Di samping ormas yang sudah disebutkan itu, juga berdiri beberapa ormas pemuda lainnya seperti Angkatan Muda Kereta Api (AMKA), Angkatan Muda Gas dan Listrik (AMGL), Angkatan Muda Pos, Tilpon dan Tilgrap (AMPTT), AngkatanMuda Guru (AMG) dan lain-lain. Sedangkan kaum wanita bergabung dalam organisasi sendiri dengan nama Persatuan Pemuda Putri Indonesia (PPPI), yang salah seorang pemimpinnya adalah Nyonya Harkristuti Subandrio.

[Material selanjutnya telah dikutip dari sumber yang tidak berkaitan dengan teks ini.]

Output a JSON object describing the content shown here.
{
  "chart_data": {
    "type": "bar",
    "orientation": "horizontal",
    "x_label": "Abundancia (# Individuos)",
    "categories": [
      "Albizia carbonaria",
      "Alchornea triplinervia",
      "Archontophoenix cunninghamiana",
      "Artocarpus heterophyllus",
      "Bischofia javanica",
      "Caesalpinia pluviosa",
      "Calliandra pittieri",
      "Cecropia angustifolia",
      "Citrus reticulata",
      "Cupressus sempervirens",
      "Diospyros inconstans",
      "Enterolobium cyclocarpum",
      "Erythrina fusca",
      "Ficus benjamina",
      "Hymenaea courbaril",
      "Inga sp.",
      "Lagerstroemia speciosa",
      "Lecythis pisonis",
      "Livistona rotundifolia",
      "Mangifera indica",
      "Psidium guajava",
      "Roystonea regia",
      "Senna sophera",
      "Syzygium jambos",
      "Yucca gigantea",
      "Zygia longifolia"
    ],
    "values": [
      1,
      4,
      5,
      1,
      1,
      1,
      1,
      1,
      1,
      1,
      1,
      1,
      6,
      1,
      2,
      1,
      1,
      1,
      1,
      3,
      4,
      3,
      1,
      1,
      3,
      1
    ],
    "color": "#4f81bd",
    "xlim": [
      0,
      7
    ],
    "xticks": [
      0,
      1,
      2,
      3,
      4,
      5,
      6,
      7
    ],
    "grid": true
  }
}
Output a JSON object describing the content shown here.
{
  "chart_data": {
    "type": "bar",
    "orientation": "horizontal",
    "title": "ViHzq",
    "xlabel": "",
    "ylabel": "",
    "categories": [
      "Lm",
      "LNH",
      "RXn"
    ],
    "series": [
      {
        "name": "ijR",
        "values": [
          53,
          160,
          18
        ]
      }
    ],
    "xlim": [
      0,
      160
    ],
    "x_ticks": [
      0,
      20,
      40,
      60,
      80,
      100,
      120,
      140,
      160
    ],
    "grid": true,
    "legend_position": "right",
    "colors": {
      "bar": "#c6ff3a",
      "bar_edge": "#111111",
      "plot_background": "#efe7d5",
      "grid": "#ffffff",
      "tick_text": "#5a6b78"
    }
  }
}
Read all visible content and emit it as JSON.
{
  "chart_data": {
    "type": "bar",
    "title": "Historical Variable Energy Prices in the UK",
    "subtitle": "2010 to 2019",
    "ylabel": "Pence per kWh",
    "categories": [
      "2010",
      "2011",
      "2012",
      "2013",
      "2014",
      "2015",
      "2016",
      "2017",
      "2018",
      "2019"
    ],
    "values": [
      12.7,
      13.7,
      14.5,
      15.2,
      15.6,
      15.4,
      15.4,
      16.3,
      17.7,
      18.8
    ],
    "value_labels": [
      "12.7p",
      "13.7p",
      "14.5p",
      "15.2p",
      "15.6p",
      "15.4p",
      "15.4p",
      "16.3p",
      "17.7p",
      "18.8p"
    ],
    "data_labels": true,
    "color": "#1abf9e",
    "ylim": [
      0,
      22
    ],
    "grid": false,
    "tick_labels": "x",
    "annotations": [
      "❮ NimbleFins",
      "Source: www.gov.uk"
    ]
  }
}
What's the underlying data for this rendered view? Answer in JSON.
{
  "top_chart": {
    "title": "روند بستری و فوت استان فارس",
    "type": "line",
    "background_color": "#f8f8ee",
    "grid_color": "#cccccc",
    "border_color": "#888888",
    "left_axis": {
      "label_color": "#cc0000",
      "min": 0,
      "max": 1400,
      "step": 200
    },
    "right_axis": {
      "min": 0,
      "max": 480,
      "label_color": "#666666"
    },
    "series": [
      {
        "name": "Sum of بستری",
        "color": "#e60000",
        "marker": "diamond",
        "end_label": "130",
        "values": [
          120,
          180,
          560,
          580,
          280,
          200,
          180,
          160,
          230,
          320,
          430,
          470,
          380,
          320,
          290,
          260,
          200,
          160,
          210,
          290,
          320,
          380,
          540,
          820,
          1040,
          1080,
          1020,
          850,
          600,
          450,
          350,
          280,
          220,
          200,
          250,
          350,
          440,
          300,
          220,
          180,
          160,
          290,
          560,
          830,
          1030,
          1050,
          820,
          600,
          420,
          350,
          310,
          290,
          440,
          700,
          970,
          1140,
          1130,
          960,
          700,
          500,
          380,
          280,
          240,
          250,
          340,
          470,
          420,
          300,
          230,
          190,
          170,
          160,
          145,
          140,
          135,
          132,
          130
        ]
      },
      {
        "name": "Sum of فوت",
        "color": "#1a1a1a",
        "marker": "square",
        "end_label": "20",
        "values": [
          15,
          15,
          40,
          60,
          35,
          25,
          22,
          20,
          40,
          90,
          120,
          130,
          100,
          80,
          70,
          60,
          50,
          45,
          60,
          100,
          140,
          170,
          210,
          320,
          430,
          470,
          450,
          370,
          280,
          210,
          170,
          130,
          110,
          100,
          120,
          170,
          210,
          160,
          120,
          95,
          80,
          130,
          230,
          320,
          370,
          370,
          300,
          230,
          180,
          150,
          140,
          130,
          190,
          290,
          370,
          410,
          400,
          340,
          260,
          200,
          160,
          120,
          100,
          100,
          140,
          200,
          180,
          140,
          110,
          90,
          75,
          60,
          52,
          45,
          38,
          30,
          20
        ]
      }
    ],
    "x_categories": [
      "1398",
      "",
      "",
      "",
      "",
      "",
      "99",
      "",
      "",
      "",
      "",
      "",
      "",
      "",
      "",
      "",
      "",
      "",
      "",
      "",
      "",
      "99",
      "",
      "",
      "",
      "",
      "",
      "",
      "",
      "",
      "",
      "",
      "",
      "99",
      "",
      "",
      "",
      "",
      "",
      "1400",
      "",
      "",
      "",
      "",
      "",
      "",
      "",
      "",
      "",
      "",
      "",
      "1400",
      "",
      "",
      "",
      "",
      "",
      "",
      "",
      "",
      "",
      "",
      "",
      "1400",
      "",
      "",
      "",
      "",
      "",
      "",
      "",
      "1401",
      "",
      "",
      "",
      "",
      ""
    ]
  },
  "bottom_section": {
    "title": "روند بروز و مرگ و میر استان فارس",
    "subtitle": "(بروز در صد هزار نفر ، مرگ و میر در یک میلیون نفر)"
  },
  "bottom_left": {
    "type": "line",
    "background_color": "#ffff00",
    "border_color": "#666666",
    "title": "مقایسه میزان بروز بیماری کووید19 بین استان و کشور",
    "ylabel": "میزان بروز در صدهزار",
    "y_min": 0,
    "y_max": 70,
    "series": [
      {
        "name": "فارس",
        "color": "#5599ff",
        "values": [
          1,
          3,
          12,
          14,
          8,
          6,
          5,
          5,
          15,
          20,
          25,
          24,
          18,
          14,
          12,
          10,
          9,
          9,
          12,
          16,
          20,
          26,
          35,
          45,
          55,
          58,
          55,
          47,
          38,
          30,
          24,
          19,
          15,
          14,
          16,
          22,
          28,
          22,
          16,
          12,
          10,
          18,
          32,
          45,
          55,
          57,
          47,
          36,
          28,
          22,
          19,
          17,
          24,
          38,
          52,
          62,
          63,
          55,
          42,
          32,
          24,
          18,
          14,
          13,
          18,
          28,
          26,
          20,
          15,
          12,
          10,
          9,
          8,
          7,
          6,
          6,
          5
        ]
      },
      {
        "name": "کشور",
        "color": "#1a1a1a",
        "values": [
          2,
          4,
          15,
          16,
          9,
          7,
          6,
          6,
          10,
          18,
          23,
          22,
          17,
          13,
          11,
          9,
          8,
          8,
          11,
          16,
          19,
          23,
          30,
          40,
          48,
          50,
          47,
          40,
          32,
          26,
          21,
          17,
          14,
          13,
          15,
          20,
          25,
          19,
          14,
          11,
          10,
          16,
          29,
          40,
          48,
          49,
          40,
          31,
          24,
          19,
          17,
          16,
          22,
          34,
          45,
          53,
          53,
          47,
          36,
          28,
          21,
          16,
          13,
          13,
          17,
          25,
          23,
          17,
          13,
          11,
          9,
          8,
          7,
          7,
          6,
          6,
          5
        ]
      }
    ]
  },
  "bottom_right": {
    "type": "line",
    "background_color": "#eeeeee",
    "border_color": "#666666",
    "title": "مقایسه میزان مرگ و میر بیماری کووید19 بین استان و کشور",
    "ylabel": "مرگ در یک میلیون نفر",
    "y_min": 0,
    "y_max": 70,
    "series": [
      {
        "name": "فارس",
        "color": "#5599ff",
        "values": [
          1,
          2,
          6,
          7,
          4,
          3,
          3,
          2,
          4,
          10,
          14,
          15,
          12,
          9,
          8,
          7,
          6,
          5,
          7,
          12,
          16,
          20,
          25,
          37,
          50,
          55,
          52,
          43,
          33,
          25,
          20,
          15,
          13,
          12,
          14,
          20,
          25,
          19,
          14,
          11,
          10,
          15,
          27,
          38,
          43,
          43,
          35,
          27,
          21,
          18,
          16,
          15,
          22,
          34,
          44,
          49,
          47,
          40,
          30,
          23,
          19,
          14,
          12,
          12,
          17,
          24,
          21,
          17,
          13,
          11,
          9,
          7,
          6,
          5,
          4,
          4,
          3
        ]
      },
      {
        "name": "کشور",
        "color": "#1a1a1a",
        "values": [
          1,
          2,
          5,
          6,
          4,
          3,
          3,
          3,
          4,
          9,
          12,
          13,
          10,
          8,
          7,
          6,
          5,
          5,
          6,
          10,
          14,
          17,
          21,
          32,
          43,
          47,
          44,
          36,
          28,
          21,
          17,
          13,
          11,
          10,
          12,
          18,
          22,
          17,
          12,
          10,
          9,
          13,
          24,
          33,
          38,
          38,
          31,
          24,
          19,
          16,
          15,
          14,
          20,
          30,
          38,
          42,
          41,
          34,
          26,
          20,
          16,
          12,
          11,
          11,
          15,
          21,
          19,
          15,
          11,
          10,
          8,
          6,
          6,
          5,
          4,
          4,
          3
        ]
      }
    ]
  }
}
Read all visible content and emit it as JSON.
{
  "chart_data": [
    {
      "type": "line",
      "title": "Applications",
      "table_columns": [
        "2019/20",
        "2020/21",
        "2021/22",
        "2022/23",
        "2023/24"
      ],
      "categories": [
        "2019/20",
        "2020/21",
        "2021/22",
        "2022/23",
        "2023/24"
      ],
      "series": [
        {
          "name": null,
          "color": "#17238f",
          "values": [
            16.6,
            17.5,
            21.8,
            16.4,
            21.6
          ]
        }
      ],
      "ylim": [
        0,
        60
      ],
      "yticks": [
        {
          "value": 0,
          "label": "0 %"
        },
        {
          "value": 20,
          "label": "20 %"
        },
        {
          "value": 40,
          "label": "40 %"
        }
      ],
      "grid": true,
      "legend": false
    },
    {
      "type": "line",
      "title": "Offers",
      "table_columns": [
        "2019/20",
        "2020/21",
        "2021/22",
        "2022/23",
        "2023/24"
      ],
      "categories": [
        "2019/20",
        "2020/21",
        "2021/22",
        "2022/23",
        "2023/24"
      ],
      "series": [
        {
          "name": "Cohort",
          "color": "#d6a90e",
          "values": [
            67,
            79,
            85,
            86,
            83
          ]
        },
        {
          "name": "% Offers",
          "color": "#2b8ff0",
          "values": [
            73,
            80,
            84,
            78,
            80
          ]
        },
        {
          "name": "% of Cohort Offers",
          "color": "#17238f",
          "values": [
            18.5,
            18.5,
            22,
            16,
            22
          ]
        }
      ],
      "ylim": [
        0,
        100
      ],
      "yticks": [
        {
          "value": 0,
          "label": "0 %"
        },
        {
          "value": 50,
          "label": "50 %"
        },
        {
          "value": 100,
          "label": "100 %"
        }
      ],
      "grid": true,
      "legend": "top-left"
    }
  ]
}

Para pemuda yang berlatar belakang agama seperti Islam mengorganisasi diri dalam Gerakan Pemuda Islam Indonesia (GPII), pemuda Kristen menyatukan diri dalam Persatuan Pemuda Kristen Indonesia (PPKI). Barisan Pelopor yang berdiri pada zaman Jepang berubah menjadi Barisan Banteng dan bermarkas di Surakarta. Pemuda-pemuda di luar Jawa juga membentuk organisasi mereka seperti Pemuda Indonesia Maluku (PIM), Kebaktian Rakyat Indonesia Sulawesi (KRIS) dan lain-lain.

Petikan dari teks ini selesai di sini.